- Theatrical release poster by Reynold Brown
- Directed by: Douglas Sirk
- Screenplay by: Joseph Hoffman
- Story by: Eleanor H. Porter
- Produced by: Ted Richmond
- Starring: Piper Laurie; Rock Hudson; Charles Coburn; Gigi Perreau; Lynn Bari; William Reynolds;
- Cinematography: Clifford Stine
- Edited by: Russell Schoengarth
- Music by: Joseph Gershenson
- Production company: Universal-International
- Distributed by: Universal Pictures
- Release date: June 25, 1952;
- Running time: 89 minutes
- Country: United States
- Language: English

= Has Anybody Seen My Gal (film) =

1952 film by Douglas Sirk

Has Anybody Seen My Gal [sic] is a 1952 American comedy film directed by Douglas Sirk and starring Piper Laurie, Rock Hudson, Charles Coburn and Gigi Perreau. It is loosely based on the 1918 novel Oh Money! Money! by Eleanor H. Porter. The film leans heavily on period detail from the 1920s, such as flappers, the Charleston and raccoon coats. It is named after the jazz song "Has Anybody Seen My Gal?", which was a hit for the California Ramblers during the 1920s. Although the song is sung during the film, its lyrics have no particular relation to the plot.

==Plot==
In 1928, aging and lonely Tarrytown, New York millionaire Samuel Fulton decides to leave his fortune to the family of the late Millicent Blaisdell, the only woman whom he has ever loved, although she did not love him in return. Samuel explains to his lawyer Edward Norton that losing Millicent motivated him to become a wealthy businessman. When Norton fears that the family will spend the money unwisely, Samuel visits them in the small town of Hilverton, Vermont, renting a room in their house under the alias John Smith.

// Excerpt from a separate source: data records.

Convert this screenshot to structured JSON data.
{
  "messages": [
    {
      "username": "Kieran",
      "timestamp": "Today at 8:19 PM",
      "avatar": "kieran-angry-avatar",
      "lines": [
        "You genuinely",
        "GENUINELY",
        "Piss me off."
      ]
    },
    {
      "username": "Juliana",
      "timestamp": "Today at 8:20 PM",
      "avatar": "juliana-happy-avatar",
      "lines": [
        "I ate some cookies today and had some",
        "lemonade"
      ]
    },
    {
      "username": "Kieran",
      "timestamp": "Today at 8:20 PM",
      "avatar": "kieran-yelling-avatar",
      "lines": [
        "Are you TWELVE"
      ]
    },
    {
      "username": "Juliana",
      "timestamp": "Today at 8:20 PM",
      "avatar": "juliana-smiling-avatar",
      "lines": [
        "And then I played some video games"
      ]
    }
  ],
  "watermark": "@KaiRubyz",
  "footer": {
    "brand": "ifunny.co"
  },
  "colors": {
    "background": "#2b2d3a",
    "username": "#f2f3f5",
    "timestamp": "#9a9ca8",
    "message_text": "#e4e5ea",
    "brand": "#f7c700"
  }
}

Although the family is initially reluctant to accept Samuel, the youngest daughter Roberta makes him feel welcome. He notices that the Blaisdells are a happy family who, although poor, are proud of their background. Charles, the father, has taught the family not to prioritize material possessions, while mother Harriet wishes for her daughter Millie to marry Carl Pennock, a wealthy, snobbish man who can buy Millie everything that Harriet never had. Millie is not interested in Carl and prefers to marry Dan Stebbins, a soda jerk in Charles' drugstore.

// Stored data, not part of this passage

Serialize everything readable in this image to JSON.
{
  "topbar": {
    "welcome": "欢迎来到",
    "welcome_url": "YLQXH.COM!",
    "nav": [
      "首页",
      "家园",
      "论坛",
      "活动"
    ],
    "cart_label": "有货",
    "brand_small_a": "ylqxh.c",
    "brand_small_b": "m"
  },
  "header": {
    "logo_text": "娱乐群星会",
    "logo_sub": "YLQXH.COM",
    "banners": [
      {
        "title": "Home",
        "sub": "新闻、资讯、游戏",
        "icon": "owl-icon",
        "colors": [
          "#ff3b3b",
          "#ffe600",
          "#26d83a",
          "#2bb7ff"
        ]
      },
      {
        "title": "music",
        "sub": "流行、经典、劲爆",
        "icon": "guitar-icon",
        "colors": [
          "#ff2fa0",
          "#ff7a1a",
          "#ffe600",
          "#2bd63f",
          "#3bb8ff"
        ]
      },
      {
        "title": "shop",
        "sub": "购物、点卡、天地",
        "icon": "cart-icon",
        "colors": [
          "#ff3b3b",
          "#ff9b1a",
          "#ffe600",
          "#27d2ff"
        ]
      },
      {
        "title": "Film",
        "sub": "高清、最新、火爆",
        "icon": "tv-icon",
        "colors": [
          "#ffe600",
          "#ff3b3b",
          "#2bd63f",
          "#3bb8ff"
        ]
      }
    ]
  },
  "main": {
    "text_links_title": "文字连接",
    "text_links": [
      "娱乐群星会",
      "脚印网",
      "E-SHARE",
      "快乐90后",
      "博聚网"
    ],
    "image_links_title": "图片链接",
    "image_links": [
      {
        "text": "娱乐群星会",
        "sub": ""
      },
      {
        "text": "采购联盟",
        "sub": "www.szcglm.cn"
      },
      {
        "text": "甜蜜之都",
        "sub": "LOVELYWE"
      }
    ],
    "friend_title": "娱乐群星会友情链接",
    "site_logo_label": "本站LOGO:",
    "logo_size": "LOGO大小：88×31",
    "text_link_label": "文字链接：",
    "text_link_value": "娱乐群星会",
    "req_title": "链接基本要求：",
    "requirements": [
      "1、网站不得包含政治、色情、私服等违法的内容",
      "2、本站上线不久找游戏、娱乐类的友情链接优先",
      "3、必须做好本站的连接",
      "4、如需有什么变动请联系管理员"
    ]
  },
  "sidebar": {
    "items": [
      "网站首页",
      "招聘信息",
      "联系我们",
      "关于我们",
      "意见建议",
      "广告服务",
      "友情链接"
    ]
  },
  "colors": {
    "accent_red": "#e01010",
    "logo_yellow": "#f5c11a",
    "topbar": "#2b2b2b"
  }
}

Millie and Dan announce their engagement, which upsets Harriet. Shortly afterward, Norton arrives, announcing that the family has inherited $100,000 from an anonymous benefactor. The family immediately abandons their humble life for the upper-class lifestyle. After Harriet declares that Dan will not be able to financially support Millie, Dan cancels their engagement, and Millie is forced to date Carl again. As the family moves into a lavish mansion, Harriet tells Samuel that he must leave, and Charles begrudgingly sells his store.

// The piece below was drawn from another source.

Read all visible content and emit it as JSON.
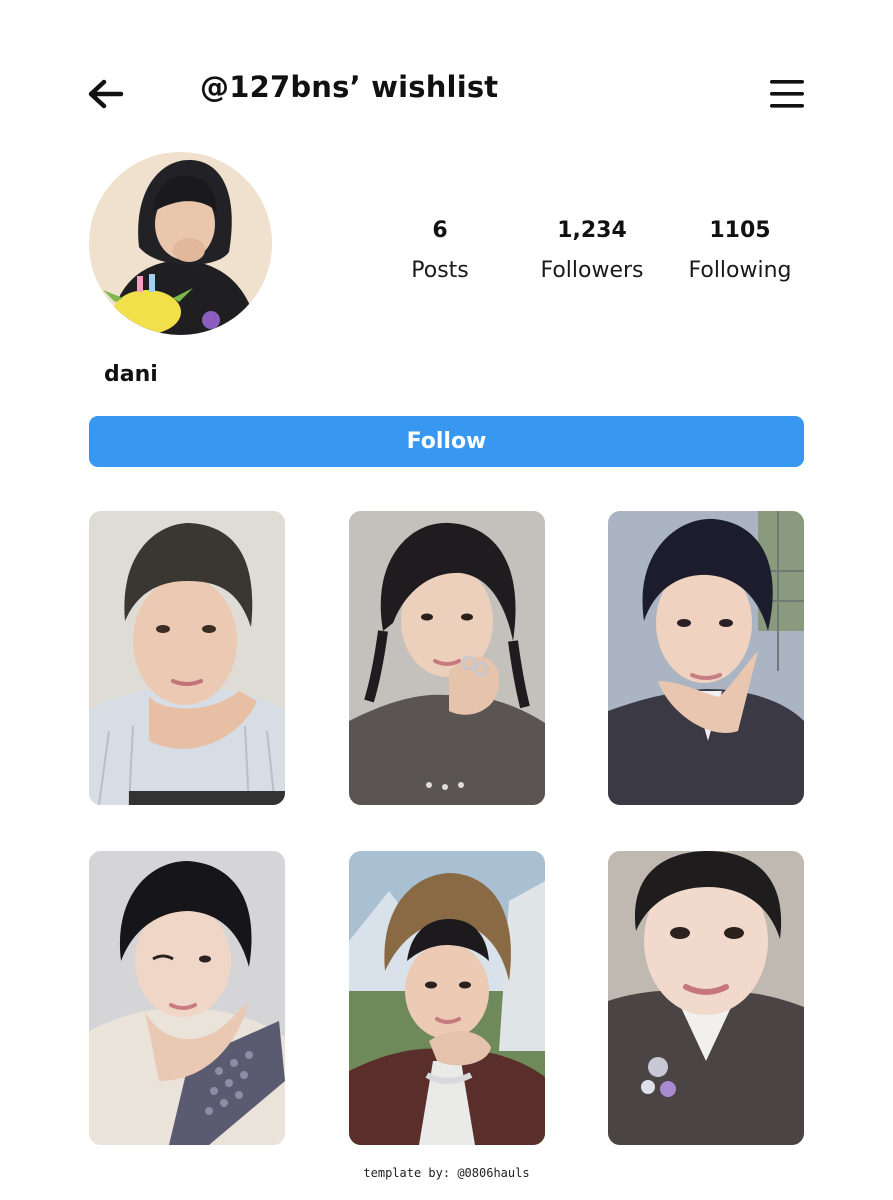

When Carl takes Millie to a speakeasy one night, Samuel helps them escape from a raid and is arrested in the process. Dan posts Samuel's bail. After learning that the oldest son Howard has a $2,000 gambling debt, Samuel recovers Howard's IOU in a casino, but he is captured in another raid. Dan again posts Samuel's bail and announces his decision to leave Hilverton to build a career. Seeking to bring Millie and Dan back together, Samuel arranges a meeting at the movies, but Dan rebuffs Millie and leaves. As Millie tearfully expresses her hatred for the family's sudden wealth, the Pennocks see Samuel comforting Millie and assume that they are dating.

During a cocktail party at the Blaisdell house, Harriet overhears gossip about Samuel and Millie from the movie theater and forces Millie to announce her engagement to Carl. At the engagement party, Charles reveals that he has lost his investments, which makes Samuel realize that the Blaisdells are in no position to make wise financial decisions. At Samuel's behest, Norton refuses to extend them a loan, so Charles begs the Pennocks for money. Upon learning that the Blaisdells are broke, the Pennocks refuse the loan and leave, canceling Millie and Carl's engagement.

Much to Harriet's distress, the Blaisdell family returns to their old lifestyle, Millie and Dan become engaged again, and Charles buys his old store. Roberta reveals that Samuel (whom she knows as John) has won the first prize at an art show, as she had secretly entered his paintings. Samuel leaves the house to avoid the press after bidding farewell to the Blaisdells, who now think of him as the grandfather that he could have been.

==Production==
The film's working titles were Oh Money, Money and Has Anybody Seen My Girl.

James Dean has an uncredited role as a young man in one of the soda-fountain scenes.

==Home media==
Universal released this film on DVD in 2006 as part of the Rock Hudson Screen Legend Collection, a three-disc set featuring four other films (A Very Special Favor, The Golden Blade, The Last Sunset and The Spiral Road). Universal released the film in 2015 as a standalone DVD as part of its Universal Vault Series.